The Mausts have worked in mission fields in South America and Kenya, but the thought of traveling to an actual part of the United States never dawned on them until they learned about Project Barnabas.

“Yes, Alaska is part of the U.S., but it’s kind of a foreign country in itself,” Maust said. “It’s a different culture, different people, different languages and a different way of life from what we know. There are remote villages scattered all over the state with literally no way to drive to them.”

This September the Mausts will pack up their belongings and drive to Alaska to begin their journey into the mission field there. In order to do so, they purchased an old school bus that they have converted into an all-purpose vehicle that will be both a home and a work shop.

“The back half of the bus will be converted to haul all of our possessions; the front half will be our living quarters while we are driving the 10-day trek to Alaska,” Maust said.

They will fly small bush planes into remote areas where there are church plants and pastors. In doing so, they will bring with them supplies, as well as provide something even more important.

Maust said while flying is a big part of the mission, he also feels a sense of satisfaction in being able to minister to others.

“We will be providing support in any way needed,” Maust said. “Pastors and leaders in remote villages like that need support, whether it is physical, mental or spiritual. We will be there to support the work they are doing and to provide encouragement, help provide physical labor, helping with ministry projects or whatever those missionary pastors might need. We are there to help healthy, thriving leaders leading healthy, thriving ministries.”

Arctic Barnabas is currently reaching out throughout Alaska, but Maust said they are in the process of spreading out into Eastern Russia and Western Canada.

“To be in the center of God’s will and serving others brings this excitement,” Maust said. “It’s not about the work we are doing. It is about the work God is doing through us, and we are excited to be a part of the gospel planting that is taking place throughout Alaska. It’s never been a dull moment, but God has always provided and met our own needs so we can serve others.”

The family is in the midst of raising funds that will provide both transportation costs and serve as a way to create awareness for the mission project currently taking place in Alaska.

“We will be flying our airplane into remote bush villages there,” Maust said. “I think when people think about flying into remote villages to do mission work, they don’t think about anywhere in the United States."

Maust said one future undertaking he is looking forward to is working with the next generation of missionary bush pilots because there will always be remote villages where people are difficult to reach.

While the mission is within reach, raising funds to support it is still under way.

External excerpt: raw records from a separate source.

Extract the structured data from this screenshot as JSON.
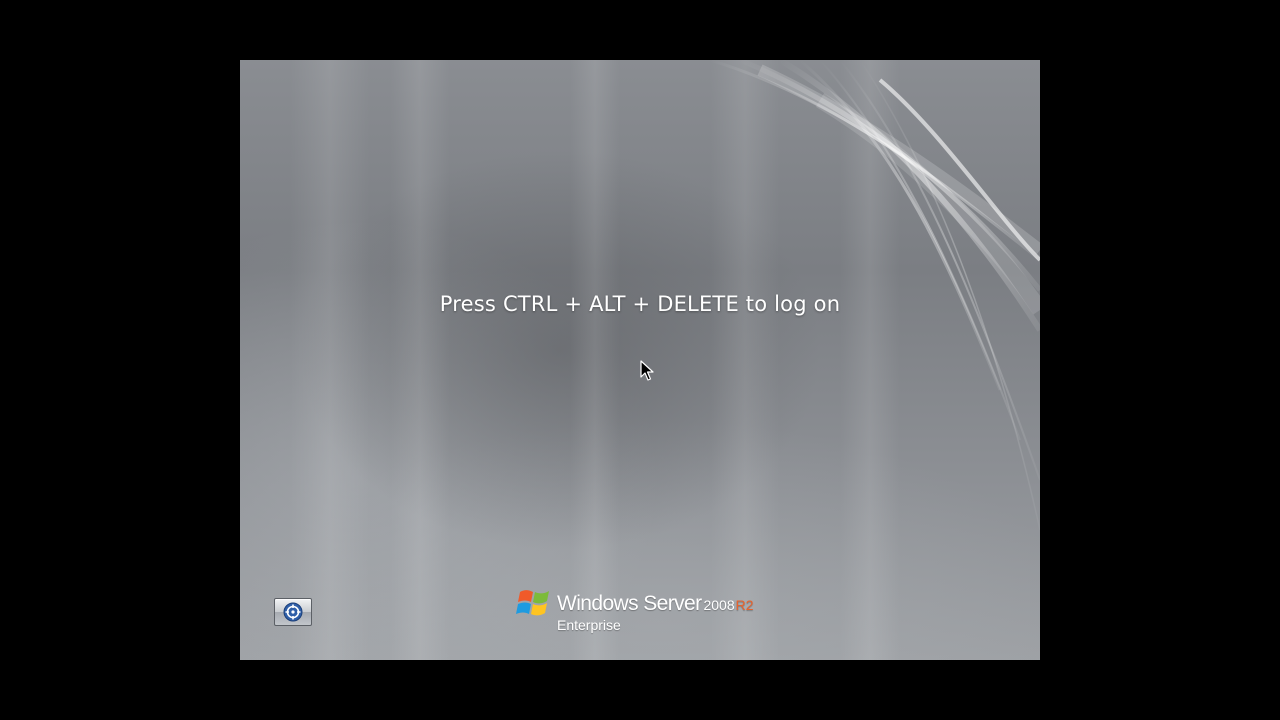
{
  "logon": {
    "prompt": "Press CTRL + ALT + DELETE to log on"
  },
  "branding": {
    "product": "Windows Server",
    "version": "2008",
    "release": "R2",
    "edition": "Enterprise",
    "release_color": "#e8622c"
  },
  "ease_of_access": {
    "icon": "ease-of-access-icon"
  },
  "colors": {
    "outer_background": "#000000",
    "screen_background": "#84878c",
    "text": "#ffffff"
  }
}
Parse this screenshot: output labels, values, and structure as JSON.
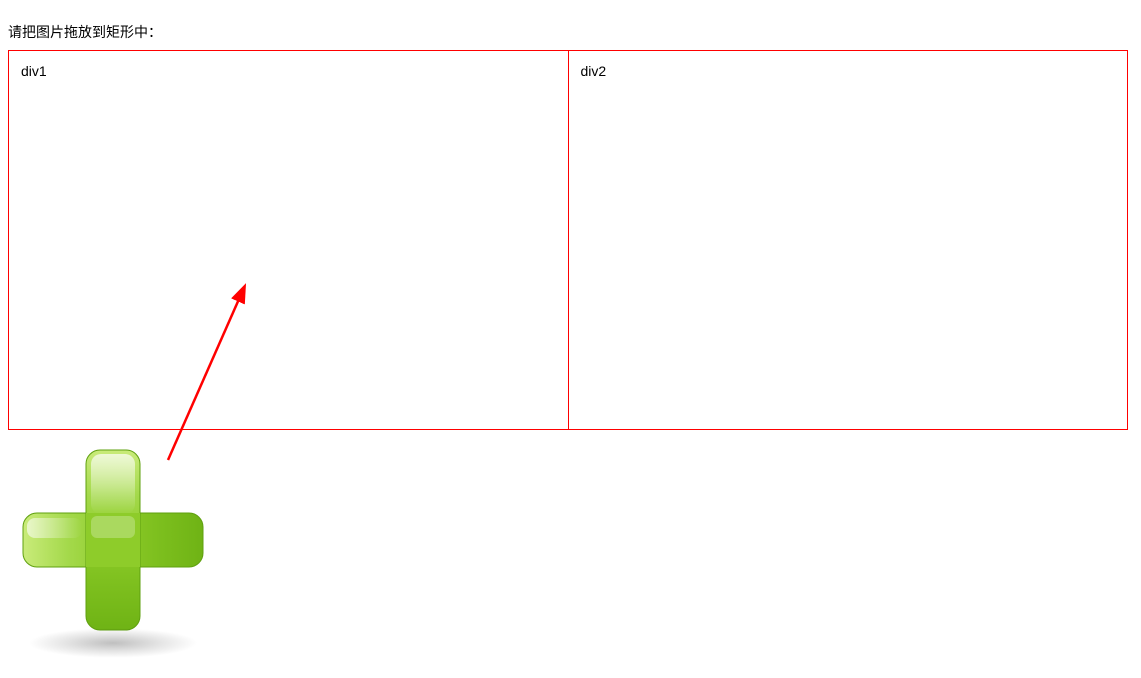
{
  "instruction": "请把图片拖放到矩形中：",
  "zones": {
    "left": "div1",
    "right": "div2"
  },
  "icon": {
    "name": "plus-icon",
    "color_light": "#b8e356",
    "color_mid": "#8ecc2a",
    "color_dark": "#6fb315"
  },
  "arrow": {
    "color": "#ff0000"
  }
}
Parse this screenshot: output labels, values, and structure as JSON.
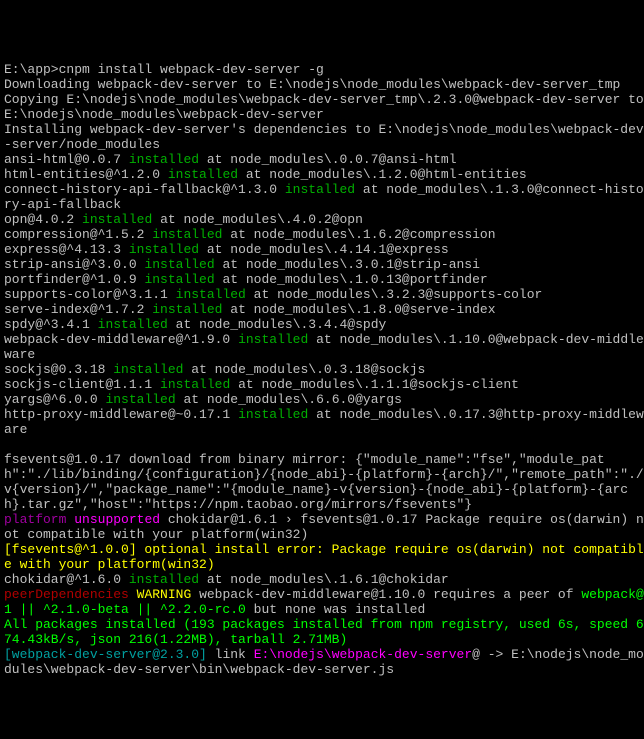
{
  "prompt": {
    "path": "E:\\app>",
    "cmd": "cnpm install webpack-dev-server -g"
  },
  "dl1": "Downloading webpack-dev-server to E:\\nodejs\\node_modules\\webpack-dev-server_tmp",
  "dl2": "Copying E:\\nodejs\\node_modules\\webpack-dev-server_tmp\\.2.3.0@webpack-dev-server to E:\\nodejs\\node_modules\\webpack-dev-server",
  "dl3": "Installing webpack-dev-server's dependencies to E:\\nodejs\\node_modules\\webpack-dev-server/node_modules",
  "installed": [
    {
      "pkg": "ansi-html@0.0.7",
      "at": "at node_modules\\.0.0.7@ansi-html"
    },
    {
      "pkg": "html-entities@^1.2.0",
      "at": "at node_modules\\.1.2.0@html-entities"
    },
    {
      "pkg": "connect-history-api-fallback@^1.3.0",
      "at": "at node_modules\\.1.3.0@connect-history-api-fallback"
    },
    {
      "pkg": "opn@4.0.2",
      "at": "at node_modules\\.4.0.2@opn"
    },
    {
      "pkg": "compression@^1.5.2",
      "at": "at node_modules\\.1.6.2@compression"
    },
    {
      "pkg": "express@^4.13.3",
      "at": "at node_modules\\.4.14.1@express"
    },
    {
      "pkg": "strip-ansi@^3.0.0",
      "at": "at node_modules\\.3.0.1@strip-ansi"
    },
    {
      "pkg": "portfinder@^1.0.9",
      "at": "at node_modules\\.1.0.13@portfinder"
    },
    {
      "pkg": "supports-color@^3.1.1",
      "at": "at node_modules\\.3.2.3@supports-color"
    },
    {
      "pkg": "serve-index@^1.7.2",
      "at": "at node_modules\\.1.8.0@serve-index"
    },
    {
      "pkg": "spdy@^3.4.1",
      "at": "at node_modules\\.3.4.4@spdy"
    },
    {
      "pkg": "webpack-dev-middleware@^1.9.0",
      "at": "at node_modules\\.1.10.0@webpack-dev-middleware"
    },
    {
      "pkg": "sockjs@0.3.18",
      "at": "at node_modules\\.0.3.18@sockjs"
    },
    {
      "pkg": "sockjs-client@1.1.1",
      "at": "at node_modules\\.1.1.1@sockjs-client"
    },
    {
      "pkg": "yargs@^6.0.0",
      "at": "at node_modules\\.6.6.0@yargs"
    },
    {
      "pkg": "http-proxy-middleware@~0.17.1",
      "at": "at node_modules\\.0.17.3@http-proxy-middleware"
    }
  ],
  "fsevents": {
    "pkg": "fsevents@1.0.17",
    "msg": " download from binary mirror: {\"module_name\":\"fse\",\"module_path\":\"./lib/binding/{configuration}/{node_abi}-{platform}-{arch}/\",\"remote_path\":\"./v{version}/\",\"package_name\":\"{module_name}-v{version}-{node_abi}-{platform}-{arch}.tar.gz\",\"host\":\"https://npm.taobao.org/mirrors/fsevents\"}"
  },
  "platform": {
    "line1a": "platform",
    "line1b": "unsupported",
    "line1c": "chokidar@1.6.1 › fsevents@1.0.17 Package require os(darwin) not compatible with your platform(win32)"
  },
  "optional": "[fsevents@^1.0.0] optional install error: Package require os(darwin) not compatible with your platform(win32)",
  "chokidar": {
    "pkg": "chokidar@^1.6.0",
    "at": "at node_modules\\.1.6.1@chokidar"
  },
  "peer": {
    "pd": "peerDependencies",
    "warn": "WARNING",
    "msg": "webpack-dev-middleware@1.10.0 requires a peer of",
    "wp": "webpack@1 || ^2.1.0-beta || ^2.2.0-rc.0",
    "none": "but none was installed"
  },
  "summary": "All packages installed (193 packages installed from npm registry, used 6s, speed 674.43kB/s, json 216(1.22MB), tarball 2.71MB)",
  "link": {
    "pkg": "[webpack-dev-server@2.3.0]",
    "word": "link",
    "src": "E:\\nodejs\\webpack-dev-server",
    "arrow": "@ -> ",
    "dst": "E:\\nodejs\\node_modules\\webpack-dev-server\\bin\\webpack-dev-server.js"
  },
  "kw_installed": "installed"
}
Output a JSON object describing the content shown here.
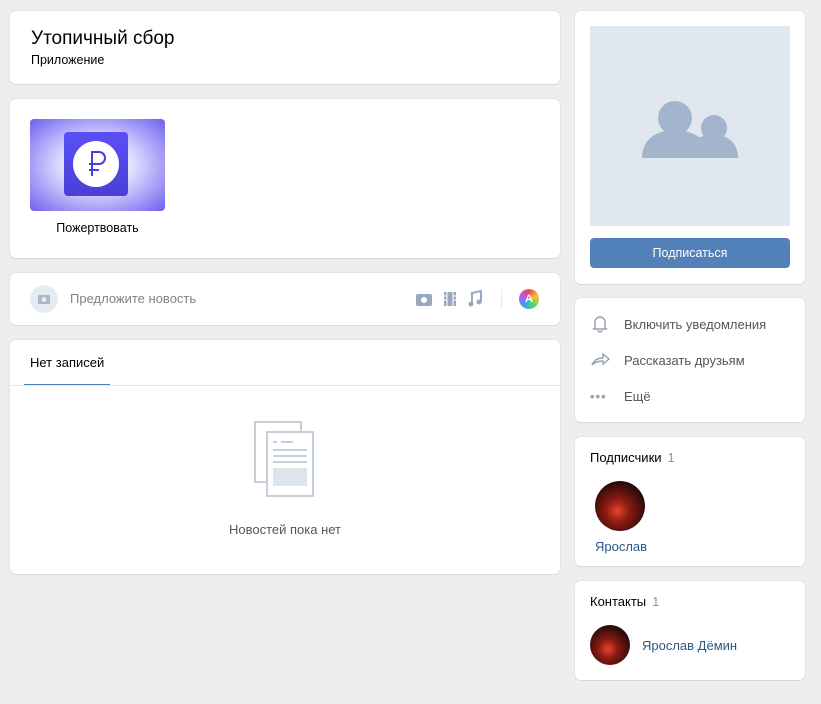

It was more than appropriate that a mission known for flying into remote places around the world would end up as the recipient of a disc golf tournament that featured flying discs. The fundraiser took place at Deer Run Disc Golf Course in Millersburg, where the Mausts prepared a meal and spoke to all of the tournament participants.

“It’s a joy for us to connect with the disc golfers and talk to them about our vision and our mission or reaching out into remote places to share the gospel,” Maust said.

Oddly enough, the Deer Run Disc Golf Course is probably in existence because Maust himself introduced the game of disc golf to the Deer Run course creator Ethan Steiner three years ago.